Nov 28, 2013; Arlington, TX, USA; Dallas Cowboys owner Jerry Jones during a NFL football game on Thanksgiving against the Oakland Raiders at AT&T Stadium. Mandatory Credit: Kirby Lee-USA TODAY Sports
Has it been 25 years already? I have been avoiding the various sports news channels at all costs the past two weeks so as not to ruin my Winter Olympic watching experience by letting my eyes wonder to the ever-scrolling list of results from Russia. Imagine my surprise, then, when I tuned back in to my normal viewing habits to find that the Cowboys are making headlines in February. Nobody has been arrested, released from their contract or tweeted embarrassing remarks. On the contrary, the occasion is a rather important anniversary. February 25 marks the day 25 years ago when an oilman from Arkansas took the reins of America’s Team and started a tenure that, for better or worse, has rarely lacked in entertainment.
Like many other moments in when time that seem to skip a few ticks of the clock, I can remember where I was when that infamous news broke. I was watching the news in my parent’s home in rural Arkansas and my jaw dropped to the floor. In those days there wasn’t the constant overflow of news, be it from the sporting world or otherwise. Living in Jerry’s home state, though, I had firsthand knowledge of the deal and I am not ashamed to say that I wasn’t happy about it. The blasphemy began with Jones brash behavior. We all remember the infamous flight to Austin that resulted in the unceremonious firing of the man in the fedora who was the only coach the Cowboys had ever known, the great Tom Landry. Jones has subsequently been quoted numerous times as regretting the decision to let Landry go in so such a swift and uncaring manner. It certainly didn’t win him any brownie points with the Cowboys faithful, yours truly included.
Adding insult to injury for this Cowboys fan was the fact that my Arkansas address meant that I was subjected to any and all manner of combining of the Dallas and Arkansas Razorbacks brand. For those of you not familiar with the traditions of the Natural State, since there are no professional sports teams within its borders, the University of Arkansas Razorbacks are the polarizing sports franchise. The jubilation of Jones somewhat hostile takeover of the Metroplex reached a fever pitch in Arkansas when a former Razorback teammate of Jones…one Jimmy Johnson…was hired as the Cowboys new head coach. Pictures emblazoned with Dallas Cowboys helmets that had Razorbacks jumping through them became common place and it wasn’t long before rumors of Jones bringing the Cowboys to Arkansas for a preseason game surfaced. That, of course, never materialized and soon the crazy mixture of Cowboy and Hog died down as well…thank goodness.
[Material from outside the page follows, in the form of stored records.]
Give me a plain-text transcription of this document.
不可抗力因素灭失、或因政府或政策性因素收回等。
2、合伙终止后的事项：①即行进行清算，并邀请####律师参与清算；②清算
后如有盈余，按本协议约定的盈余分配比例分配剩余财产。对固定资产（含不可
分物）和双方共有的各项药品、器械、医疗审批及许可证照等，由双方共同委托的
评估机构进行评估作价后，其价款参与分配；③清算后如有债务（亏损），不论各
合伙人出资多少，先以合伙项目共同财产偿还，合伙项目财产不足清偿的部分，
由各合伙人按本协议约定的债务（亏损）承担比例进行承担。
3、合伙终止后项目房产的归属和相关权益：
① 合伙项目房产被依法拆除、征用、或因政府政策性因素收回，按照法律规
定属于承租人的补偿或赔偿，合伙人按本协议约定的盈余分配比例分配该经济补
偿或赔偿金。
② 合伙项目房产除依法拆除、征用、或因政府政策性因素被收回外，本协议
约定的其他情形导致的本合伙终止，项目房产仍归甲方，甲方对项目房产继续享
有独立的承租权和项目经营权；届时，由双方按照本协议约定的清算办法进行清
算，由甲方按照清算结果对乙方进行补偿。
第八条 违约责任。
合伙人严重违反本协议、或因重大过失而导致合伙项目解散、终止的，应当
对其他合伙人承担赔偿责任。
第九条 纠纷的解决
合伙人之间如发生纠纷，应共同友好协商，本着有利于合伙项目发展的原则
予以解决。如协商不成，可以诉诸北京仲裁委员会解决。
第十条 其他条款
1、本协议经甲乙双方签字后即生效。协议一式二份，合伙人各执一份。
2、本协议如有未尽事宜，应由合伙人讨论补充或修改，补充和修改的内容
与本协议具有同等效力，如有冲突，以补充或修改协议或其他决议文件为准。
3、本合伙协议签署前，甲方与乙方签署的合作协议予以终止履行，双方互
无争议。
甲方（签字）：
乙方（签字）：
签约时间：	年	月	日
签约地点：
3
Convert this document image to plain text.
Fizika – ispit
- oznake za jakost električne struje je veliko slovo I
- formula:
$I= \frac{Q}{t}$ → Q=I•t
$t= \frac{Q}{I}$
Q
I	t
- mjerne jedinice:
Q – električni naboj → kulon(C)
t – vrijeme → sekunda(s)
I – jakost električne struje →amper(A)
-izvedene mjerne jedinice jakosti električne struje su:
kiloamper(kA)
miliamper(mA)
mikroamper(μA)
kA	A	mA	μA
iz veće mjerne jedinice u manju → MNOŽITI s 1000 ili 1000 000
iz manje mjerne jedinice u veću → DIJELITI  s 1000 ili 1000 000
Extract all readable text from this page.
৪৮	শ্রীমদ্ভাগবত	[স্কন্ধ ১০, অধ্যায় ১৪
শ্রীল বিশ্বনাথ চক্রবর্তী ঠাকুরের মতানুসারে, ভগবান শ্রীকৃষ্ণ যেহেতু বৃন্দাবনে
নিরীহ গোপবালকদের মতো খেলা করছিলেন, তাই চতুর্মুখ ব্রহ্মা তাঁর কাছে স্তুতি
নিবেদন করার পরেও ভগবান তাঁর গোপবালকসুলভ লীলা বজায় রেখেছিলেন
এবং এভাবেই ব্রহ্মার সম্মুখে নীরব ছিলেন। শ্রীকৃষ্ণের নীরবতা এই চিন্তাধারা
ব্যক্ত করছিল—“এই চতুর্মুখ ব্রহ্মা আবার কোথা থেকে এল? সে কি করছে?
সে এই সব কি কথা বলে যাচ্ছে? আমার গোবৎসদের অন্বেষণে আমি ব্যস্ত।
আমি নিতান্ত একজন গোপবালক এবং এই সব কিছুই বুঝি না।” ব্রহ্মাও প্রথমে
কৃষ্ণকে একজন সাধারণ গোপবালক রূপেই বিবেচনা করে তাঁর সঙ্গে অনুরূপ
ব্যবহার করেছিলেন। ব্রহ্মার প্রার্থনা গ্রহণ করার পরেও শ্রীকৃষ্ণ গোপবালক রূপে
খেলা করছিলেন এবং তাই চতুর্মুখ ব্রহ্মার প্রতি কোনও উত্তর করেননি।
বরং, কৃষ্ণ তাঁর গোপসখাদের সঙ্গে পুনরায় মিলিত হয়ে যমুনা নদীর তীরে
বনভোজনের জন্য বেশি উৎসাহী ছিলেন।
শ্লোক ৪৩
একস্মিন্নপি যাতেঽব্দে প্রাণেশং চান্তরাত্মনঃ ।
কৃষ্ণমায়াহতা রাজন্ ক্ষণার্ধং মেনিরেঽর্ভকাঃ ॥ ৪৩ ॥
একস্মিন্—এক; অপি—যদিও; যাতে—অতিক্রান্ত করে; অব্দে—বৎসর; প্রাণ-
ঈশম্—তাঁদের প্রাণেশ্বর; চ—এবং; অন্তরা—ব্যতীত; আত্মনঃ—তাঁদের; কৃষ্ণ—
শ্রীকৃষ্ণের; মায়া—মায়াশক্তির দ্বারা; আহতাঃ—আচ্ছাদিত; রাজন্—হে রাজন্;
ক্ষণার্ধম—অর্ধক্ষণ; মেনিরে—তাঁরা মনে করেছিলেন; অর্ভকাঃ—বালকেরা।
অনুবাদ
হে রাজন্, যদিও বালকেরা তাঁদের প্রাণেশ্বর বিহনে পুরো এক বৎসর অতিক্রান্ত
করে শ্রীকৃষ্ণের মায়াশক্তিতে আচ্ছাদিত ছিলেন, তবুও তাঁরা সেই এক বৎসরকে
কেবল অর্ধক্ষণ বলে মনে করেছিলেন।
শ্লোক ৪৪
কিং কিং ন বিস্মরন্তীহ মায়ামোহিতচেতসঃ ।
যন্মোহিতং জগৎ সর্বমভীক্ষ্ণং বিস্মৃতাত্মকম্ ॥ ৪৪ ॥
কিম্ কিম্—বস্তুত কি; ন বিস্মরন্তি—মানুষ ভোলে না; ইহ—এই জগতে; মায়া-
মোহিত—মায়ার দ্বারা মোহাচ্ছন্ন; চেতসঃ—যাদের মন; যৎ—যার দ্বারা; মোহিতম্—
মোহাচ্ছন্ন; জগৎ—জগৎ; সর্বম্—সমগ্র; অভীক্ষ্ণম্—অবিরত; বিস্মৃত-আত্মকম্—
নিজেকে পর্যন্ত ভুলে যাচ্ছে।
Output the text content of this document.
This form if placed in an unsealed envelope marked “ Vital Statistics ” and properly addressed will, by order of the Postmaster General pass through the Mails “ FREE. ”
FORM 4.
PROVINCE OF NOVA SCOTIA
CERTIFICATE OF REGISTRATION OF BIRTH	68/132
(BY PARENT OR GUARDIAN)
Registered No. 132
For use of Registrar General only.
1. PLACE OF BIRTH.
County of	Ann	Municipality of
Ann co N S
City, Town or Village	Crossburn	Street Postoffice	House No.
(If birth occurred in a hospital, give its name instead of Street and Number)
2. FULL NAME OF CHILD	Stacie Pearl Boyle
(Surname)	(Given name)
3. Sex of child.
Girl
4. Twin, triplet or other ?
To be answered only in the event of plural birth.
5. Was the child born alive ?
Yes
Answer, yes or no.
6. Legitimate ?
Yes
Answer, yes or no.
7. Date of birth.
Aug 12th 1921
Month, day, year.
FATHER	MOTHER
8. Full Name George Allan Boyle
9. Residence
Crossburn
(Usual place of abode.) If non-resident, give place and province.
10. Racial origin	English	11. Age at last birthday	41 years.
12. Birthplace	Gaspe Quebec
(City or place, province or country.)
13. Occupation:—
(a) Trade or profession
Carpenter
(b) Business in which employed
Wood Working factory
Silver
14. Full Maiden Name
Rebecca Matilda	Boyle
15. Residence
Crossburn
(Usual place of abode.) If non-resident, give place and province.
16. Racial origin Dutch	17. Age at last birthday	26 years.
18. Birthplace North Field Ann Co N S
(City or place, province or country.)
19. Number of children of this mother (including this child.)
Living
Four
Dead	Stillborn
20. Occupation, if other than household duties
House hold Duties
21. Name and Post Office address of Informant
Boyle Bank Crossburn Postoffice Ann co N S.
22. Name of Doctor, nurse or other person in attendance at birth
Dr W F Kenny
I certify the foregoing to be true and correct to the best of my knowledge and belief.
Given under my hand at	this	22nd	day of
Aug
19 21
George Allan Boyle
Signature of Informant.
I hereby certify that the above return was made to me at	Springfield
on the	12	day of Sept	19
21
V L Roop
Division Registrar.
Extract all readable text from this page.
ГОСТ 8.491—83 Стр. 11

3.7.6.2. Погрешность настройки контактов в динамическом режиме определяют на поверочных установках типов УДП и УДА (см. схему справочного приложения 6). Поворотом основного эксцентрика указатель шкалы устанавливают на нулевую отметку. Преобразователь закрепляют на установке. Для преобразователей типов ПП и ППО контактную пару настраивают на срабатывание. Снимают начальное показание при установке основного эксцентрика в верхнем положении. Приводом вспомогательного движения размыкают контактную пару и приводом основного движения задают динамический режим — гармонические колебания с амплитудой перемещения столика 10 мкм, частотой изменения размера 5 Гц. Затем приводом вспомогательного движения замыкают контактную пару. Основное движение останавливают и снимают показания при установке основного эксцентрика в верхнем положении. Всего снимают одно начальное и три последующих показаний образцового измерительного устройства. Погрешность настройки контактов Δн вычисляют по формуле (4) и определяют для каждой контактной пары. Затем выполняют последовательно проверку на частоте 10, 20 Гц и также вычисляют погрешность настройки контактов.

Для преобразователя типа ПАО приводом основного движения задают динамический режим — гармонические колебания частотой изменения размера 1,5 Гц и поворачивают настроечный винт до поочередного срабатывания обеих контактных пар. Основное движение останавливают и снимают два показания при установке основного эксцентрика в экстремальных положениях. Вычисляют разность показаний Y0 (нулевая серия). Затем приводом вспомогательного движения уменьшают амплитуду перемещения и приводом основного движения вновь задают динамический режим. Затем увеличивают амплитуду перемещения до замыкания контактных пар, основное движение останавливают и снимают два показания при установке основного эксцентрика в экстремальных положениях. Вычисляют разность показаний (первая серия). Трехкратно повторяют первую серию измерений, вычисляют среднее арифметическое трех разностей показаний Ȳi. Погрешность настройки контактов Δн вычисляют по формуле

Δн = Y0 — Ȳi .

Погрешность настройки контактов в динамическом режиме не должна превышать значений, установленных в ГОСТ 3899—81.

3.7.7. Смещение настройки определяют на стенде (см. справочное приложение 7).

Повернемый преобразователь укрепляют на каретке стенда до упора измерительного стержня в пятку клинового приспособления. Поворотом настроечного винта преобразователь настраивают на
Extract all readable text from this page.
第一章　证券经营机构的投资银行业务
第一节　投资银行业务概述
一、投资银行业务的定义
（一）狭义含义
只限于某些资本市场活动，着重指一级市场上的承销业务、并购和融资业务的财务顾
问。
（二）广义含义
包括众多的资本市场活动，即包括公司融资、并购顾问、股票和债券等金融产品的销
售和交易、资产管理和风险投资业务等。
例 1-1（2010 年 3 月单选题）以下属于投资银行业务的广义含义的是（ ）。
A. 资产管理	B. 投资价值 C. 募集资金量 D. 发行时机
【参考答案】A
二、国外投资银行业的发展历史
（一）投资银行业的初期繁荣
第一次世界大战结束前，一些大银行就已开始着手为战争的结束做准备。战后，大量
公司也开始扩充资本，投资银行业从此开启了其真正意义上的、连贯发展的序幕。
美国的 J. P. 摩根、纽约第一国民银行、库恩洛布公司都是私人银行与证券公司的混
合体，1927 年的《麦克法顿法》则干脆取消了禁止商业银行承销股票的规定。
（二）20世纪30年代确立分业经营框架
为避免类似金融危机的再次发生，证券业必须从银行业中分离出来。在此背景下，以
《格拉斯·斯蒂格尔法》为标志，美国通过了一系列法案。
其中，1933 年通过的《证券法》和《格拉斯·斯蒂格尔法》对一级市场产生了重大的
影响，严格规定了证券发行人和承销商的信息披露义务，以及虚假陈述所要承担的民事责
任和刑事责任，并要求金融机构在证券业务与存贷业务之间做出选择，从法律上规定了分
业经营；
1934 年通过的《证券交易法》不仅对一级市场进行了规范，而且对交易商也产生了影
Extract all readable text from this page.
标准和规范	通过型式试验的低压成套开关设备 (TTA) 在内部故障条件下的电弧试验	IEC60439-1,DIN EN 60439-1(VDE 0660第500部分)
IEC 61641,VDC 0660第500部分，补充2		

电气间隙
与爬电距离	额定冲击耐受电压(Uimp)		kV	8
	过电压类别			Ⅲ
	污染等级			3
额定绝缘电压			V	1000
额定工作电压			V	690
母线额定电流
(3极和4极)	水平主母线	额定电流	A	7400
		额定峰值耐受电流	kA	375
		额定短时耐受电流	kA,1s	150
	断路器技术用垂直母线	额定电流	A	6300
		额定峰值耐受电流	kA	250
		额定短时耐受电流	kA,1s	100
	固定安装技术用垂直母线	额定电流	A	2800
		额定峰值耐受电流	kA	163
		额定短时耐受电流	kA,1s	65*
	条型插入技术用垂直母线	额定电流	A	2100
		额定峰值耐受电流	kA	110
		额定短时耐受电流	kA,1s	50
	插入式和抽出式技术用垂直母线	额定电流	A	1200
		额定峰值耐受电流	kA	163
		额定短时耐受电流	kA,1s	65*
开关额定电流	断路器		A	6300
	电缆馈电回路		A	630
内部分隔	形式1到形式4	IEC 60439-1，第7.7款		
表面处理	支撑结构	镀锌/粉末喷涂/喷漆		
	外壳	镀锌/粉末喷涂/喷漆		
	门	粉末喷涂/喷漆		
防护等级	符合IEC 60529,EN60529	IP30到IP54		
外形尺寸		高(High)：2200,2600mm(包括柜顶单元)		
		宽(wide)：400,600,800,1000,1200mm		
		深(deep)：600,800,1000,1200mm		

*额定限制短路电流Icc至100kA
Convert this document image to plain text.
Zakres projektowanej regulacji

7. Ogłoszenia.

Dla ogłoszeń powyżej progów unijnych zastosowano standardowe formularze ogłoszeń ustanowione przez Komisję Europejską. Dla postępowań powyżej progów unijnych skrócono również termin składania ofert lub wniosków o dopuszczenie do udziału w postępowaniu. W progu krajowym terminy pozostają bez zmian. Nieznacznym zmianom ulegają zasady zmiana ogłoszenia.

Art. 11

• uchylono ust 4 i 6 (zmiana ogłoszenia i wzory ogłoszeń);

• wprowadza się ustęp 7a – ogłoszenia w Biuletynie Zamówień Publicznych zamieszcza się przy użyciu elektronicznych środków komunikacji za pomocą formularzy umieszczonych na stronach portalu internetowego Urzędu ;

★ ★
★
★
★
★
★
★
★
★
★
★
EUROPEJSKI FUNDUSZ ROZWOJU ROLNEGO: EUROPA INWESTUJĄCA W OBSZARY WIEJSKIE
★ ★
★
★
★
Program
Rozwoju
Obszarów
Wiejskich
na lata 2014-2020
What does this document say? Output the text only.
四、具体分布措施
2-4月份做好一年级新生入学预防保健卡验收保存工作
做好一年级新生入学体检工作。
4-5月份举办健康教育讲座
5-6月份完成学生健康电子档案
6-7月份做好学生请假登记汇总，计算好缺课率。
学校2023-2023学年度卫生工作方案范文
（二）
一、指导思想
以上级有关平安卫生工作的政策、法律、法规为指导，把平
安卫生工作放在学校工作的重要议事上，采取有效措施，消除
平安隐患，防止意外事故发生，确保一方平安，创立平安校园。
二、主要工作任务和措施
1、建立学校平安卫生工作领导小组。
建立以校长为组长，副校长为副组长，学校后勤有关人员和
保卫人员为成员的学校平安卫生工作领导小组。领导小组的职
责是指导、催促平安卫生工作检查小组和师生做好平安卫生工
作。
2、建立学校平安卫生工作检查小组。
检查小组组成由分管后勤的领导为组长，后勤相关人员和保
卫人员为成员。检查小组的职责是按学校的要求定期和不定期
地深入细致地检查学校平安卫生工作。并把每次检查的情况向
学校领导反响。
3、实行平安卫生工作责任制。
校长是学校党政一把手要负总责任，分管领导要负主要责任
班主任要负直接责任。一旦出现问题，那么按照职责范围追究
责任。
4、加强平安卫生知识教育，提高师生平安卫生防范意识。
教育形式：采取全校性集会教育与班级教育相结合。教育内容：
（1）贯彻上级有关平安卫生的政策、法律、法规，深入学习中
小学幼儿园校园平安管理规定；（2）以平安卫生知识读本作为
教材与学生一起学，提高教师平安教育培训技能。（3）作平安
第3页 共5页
Those early days were a bit rough, with a 1-15 season that left many to wonder if Jones could turn things around in Big D. Dallas was practically giving away tickets to home games in Texas Stadium. In fact, those lean years provided me with my first visit to that hallowed ground and for that, I will be forever grateful. Higher ticket prices would soon come in the form of three Super Bowl wins and 1990s dynasty.
The roller-coaster ride that has been Jones’ tenure has given us many memorable moments. Some, like the aforementioned return to Super Bowl glory and the continued reign of the Cowboys as one of the top franchises in all of sports in terms of marketability have cast a favorable light on Jerry and company. He is also largely credited with bringing the corporate world and the NFL closer together…Pepsi and Nike anyone? The lack of a serious post season run since the early 1990s has brought back the ire of many fans. Jones refusal to hire a general manager to handle football operations has also cast him in a somewhat negative light.
The final chapters of Jones Dallas adventure have yet to be written and even though I haven’t always agreed with his decisions, this Cowboys fan hopes that Jerry can find a way to bring Dallas back to prominence in the NFL before he rides off into the sunset.